Gestern hatte ich das erste Mal die neue Einheitsübersetzung der Bibel in der Hand – was liegt näher als eine Durchsicht durch die falsch übersetzten Stellen, die ich bisher hier im Blog aufgeführt habe? Wie schlägt sich die revidierte Fassung – und lohnt eine Neuanschaffung?
Weibliches und männliches
Ich beginne mit den Stellen, die ich im Beitrag Die Einheitsübersetzung und die Männer untersucht habe. Hier konnte ich feststellen, dass Gott den Menschen in Gen 1,27 jetzt richtigerweise »männlich und weiblich« geschaffen hat, und nicht »als Mann und Frau«, die verbesserte Übersetzung wird auch korrekt in Mt 19,4 und Gal 3, 28 zitiert. Gut so!
Der bisherige Esel in Num 22 darf jetzt wirklich – wie im Hebräischen – eine Eselin sein, aber in Hos 11,9 ist Gott immer noch ein »Mensch« und kein »Mann«. Schlimmer finde ich, dass die Pfingstpredigt des Petrus in Apg 2,15 gegen den Wortlaut und den Kontext immer noch von »Männern« spricht, als ob der Heilige Geist nicht auch auf die Frauen gefallen wäre. Also hier ein gemischtes Ergebnis, aber immerhin eine Verbesserung.
Was bedeutet der Ausdruck Tora?
Was macht die Tora in der Einheitsübersetzung? Hier hat sich eine echte Verbesserung ergeben – die Tora wird in Nehemia 8 sinngemäß mit Weisung übersetzt, in Spr 6,20 wird Tora statt »Lehre« mit »Unterweisung« übersetzt (na ja) und die widersprüchliche Übersetzung in Jos 1,7 f. wurde verbessert. Das ist gut.
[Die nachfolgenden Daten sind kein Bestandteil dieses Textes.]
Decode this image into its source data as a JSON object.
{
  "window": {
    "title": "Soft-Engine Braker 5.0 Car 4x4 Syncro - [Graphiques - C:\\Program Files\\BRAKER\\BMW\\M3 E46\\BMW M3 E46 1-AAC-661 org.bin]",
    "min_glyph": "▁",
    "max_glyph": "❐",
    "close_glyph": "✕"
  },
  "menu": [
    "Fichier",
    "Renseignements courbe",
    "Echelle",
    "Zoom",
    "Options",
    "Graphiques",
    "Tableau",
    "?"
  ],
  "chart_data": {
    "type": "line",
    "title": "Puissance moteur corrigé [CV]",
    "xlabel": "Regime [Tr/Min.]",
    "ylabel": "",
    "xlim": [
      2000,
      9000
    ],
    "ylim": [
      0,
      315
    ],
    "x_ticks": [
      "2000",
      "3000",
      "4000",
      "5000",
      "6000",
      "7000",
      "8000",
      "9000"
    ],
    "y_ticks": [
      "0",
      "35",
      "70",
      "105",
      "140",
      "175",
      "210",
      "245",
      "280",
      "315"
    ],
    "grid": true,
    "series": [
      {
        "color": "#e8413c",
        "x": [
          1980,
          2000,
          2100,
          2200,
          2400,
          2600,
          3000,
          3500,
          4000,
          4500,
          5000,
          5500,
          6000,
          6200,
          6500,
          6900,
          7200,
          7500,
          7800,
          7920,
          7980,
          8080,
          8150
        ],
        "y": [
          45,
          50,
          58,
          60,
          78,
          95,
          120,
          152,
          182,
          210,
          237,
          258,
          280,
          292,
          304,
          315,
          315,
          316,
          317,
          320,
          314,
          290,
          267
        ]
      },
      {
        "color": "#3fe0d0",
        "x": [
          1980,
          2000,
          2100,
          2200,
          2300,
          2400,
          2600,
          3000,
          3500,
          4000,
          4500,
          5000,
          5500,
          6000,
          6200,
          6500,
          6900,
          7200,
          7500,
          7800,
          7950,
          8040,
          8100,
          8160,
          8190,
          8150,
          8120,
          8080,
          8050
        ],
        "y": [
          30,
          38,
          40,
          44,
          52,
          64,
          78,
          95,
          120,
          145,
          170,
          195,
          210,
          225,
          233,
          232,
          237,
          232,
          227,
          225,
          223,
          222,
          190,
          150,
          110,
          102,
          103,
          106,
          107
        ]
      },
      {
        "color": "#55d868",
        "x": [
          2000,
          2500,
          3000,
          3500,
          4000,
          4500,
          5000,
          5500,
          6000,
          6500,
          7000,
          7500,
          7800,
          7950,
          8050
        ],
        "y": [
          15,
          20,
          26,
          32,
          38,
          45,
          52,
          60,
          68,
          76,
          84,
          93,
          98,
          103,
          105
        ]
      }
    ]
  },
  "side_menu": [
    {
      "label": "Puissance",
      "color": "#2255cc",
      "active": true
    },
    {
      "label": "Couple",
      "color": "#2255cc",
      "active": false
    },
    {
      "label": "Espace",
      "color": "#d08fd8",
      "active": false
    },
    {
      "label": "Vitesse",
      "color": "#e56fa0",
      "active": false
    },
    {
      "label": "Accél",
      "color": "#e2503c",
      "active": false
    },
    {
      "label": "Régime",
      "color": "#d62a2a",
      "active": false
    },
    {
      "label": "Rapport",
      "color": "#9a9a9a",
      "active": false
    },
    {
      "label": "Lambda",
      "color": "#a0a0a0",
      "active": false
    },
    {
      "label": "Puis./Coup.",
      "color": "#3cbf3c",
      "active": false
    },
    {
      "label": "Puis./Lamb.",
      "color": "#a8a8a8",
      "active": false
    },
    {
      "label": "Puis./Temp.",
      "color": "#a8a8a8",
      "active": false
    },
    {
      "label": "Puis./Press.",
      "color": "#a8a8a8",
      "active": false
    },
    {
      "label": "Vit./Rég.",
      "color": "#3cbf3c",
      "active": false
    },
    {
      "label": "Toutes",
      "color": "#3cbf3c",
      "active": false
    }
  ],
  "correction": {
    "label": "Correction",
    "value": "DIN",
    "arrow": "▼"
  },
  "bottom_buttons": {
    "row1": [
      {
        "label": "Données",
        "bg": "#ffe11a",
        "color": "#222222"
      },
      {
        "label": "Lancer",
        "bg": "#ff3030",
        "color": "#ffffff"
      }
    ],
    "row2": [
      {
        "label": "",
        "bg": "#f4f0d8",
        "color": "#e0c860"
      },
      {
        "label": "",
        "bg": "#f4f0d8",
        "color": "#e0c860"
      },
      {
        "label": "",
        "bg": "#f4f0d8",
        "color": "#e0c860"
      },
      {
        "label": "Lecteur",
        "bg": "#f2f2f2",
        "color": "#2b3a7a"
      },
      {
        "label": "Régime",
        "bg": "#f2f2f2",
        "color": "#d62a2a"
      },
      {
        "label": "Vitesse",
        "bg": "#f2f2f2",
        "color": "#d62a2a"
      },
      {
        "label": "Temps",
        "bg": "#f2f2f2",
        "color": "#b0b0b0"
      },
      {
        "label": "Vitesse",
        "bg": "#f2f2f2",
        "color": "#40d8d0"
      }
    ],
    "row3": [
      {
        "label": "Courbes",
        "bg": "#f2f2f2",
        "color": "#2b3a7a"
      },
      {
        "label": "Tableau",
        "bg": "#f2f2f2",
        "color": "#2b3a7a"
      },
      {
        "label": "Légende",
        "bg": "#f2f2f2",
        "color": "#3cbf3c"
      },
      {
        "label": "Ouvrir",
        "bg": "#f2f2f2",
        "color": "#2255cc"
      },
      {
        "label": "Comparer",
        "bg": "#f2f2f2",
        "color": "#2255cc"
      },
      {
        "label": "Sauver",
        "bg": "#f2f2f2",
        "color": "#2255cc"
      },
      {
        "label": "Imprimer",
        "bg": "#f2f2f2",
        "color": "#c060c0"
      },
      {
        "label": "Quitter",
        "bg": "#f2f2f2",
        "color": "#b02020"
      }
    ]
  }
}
Der von mir erhobenen Forderung Gleiches gleich zu übersetzen wurde in diesem Fall nicht entsprochen.
LXX oder MT als Vorlage?
In diesem Beitrag über die Septuaginta hatte ich bemängelt, dass die alte EÜ in hybrider Weise zwischen masoretischem Text und LXX hin und herschwankt. In Gen 4,8 und 13 sowie Gen 6,3 und Dtn 33,6 folgt die revidierte Fassung jetzt fast ausnahmslos dem masoretischen Text. Gut so! Auch die ganz schlechte Übersetzung von Dtn 32,8 wurde repariert. Fein.
Antijudaismus
Wie Kathrin Brockmöller in diesem Interview schon angekündigt hat, wurde die unfassbare Fehlübersetzung von Röm 11,28 repariert, die allen Ernstes aus Israel »Feinde Gottes« gemacht hatte! Auch die falsche Übersetzung von Christus als dem angeblichen Ende der Tora in Röm 10,4 ist richtiggestellt: jetzt ist Christus das Ziel der Tora. Das war überfällig.
Was aber ist mit dem sog. Stürmerspruch? Da wurde nachgebessert, aber so richtig überzeugt mich die jetzige Fassung noch nicht. Sie hat einen Drall, der dem Kontext widerspricht – am besten wäre eine wörtliche Übersetzung. Übrigens: die Frage Jesu aus Lk 10,26 » Was ist im Gesetz geschrieben? Wie liest du?« ist immer noch mit einem doppelten »was« wiedergegeben. Schade.
Walter Kirchschläger hatte schon im März 2013 angekündigt, dass auch die revidierte EÜ an den angeblichen »Antithesen« der Bergpredigt festhalten würde. Das gibt einen ziemlichen Punkte-Abzug.
Projektive Übersetzungen
In Apg 14,23 las die alte EÜ In jeder Gemeinde bestellten sie durch Handauflegung Älteste und empfahlen sie mit Gebet und Fasten dem Herrn, an den sie nun glaubten.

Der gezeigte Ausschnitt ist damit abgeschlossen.